For more than three years, borrowers had relief from federal student loan payments, but the pandemic-related pause is ending in October.
The Department of Education says you’ll get your first bill in September or October, and you’ll have 21 days to make your first payment.
Financial adviser Barry Glassman, president of the Tysons Corner- and Bethesda-based Glassman Wealth Services, said the October due date doesn’t give you much time to save, but it does give you time to review your current budget and see what you can tweak going forward.
“How are you spending your current funds?” Glassman said. “What are the fixed expenses, such as rent and utilities and things, and what are the variable things like nights out?”
Since so much time has passed, he suggests checking in with your service provider and making sure they have your most current contact information. And if you are worried about a big bill, call your provider and talk to them about repayment options.
There may also be income-based forgiveness programs if your income is lower than it was before the pause went into effect.
“It’s really important to understand and take this very seriously,” Glassman said.
The COVID-19 payment pause was axed in June, as part of the debt ceiling deal reached by President Joe Biden and House Speaker Kevin McCarthy.
Last week, the Supreme Court struck down the president’s plan to cancel billions of dollars in student loan debt.

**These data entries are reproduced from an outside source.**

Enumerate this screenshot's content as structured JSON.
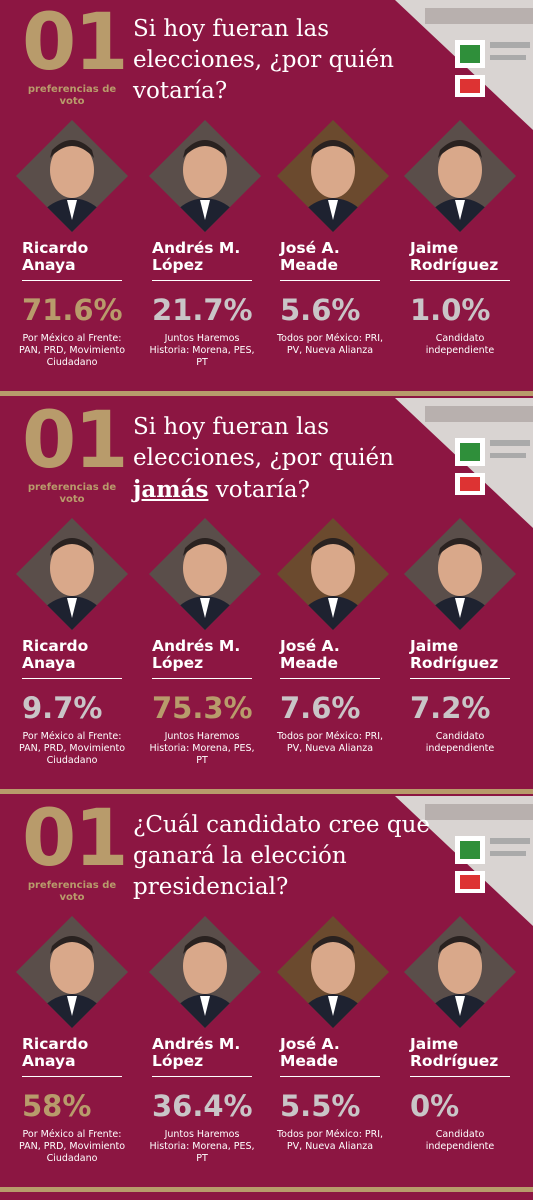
{
  "panels": [
    {
      "number": "01",
      "label": "preferencias de voto",
      "question": [
        "Si hoy fueran las elecciones, ¿por quién votaría?"
      ],
      "emphasis": null,
      "candidates": [
        {
          "name": [
            "Ricardo",
            "Anaya"
          ],
          "percent": "71.6%",
          "color": "#b89b6b",
          "party": "Por México al Frente: PAN, PRD, Movimiento Ciudadano"
        },
        {
          "name": [
            "Andrés M.",
            "López"
          ],
          "percent": "21.7%",
          "color": "#c9c5c7",
          "party": "Juntos Haremos Historia: Morena, PES, PT"
        },
        {
          "name": [
            "José A.",
            "Meade"
          ],
          "percent": "5.6%",
          "color": "#c9c5c7",
          "party": "Todos por México: PRI, PV, Nueva Alianza"
        },
        {
          "name": [
            "Jaime",
            "Rodríguez"
          ],
          "percent": "1.0%",
          "color": "#c9c5c7",
          "party": "Candidato independiente"
        }
      ]
    },
    {
      "number": "01",
      "label": "preferencias de voto",
      "question": [
        "Si hoy fueran las elecciones, ¿por quién ",
        "jamás",
        " votaría?"
      ],
      "emphasis": 1,
      "candidates": [
        {
          "name": [
            "Ricardo",
            "Anaya"
          ],
          "percent": "9.7%",
          "color": "#c9c5c7",
          "party": "Por México al Frente: PAN, PRD, Movimiento Ciudadano"
        },
        {
          "name": [
            "Andrés M.",
            "López"
          ],
          "percent": "75.3%",
          "color": "#b89b6b",
          "party": "Juntos Haremos Historia: Morena, PES, PT"
        },
        {
          "name": [
            "José A.",
            "Meade"
          ],
          "percent": "7.6%",
          "color": "#c9c5c7",
          "party": "Todos por México: PRI, PV, Nueva Alianza"
        },
        {
          "name": [
            "Jaime",
            "Rodríguez"
          ],
          "percent": "7.2%",
          "color": "#c9c5c7",
          "party": "Candidato independiente"
        }
      ]
    },
    {
      "number": "01",
      "label": "preferencias de voto",
      "question": [
        "¿Cuál candidato cree que ganará la elección presidencial?"
      ],
      "emphasis": null,
      "candidates": [
        {
          "name": [
            "Ricardo",
            "Anaya"
          ],
          "percent": "58%",
          "color": "#b89b6b",
          "party": "Por México al Frente: PAN, PRD, Movimiento Ciudadano"
        },
        {
          "name": [
            "Andrés M.",
            "López"
          ],
          "percent": "36.4%",
          "color": "#c9c5c7",
          "party": "Juntos Haremos Historia: Morena, PES, PT"
        },
        {
          "name": [
            "José A.",
            "Meade"
          ],
          "percent": "5.5%",
          "color": "#c9c5c7",
          "party": "Todos por México: PRI, PV, Nueva Alianza"
        },
        {
          "name": [
            "Jaime",
            "Rodríguez"
          ],
          "percent": "0%",
          "color": "#c9c5c7",
          "party": "Candidato independiente"
        }
      ]
    }
  ]
}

The Department of Education said that the president is still committed to helping middle- and lower-income borrowers, including expanding who qualifies for a low-income repayment plan.
The department is also instituting a 12-month “on-ramp” beginning Oct. 1, meant to protect financially vulnerable borrowers from delinquency or other consequences of missed or late payments.
Borrowers are encouraged to explore income-driven repayment options at Studentaid.gov. The Education Department is also warning people to watch out for scammers who claim they can help lower or cancel your student debt for a fee.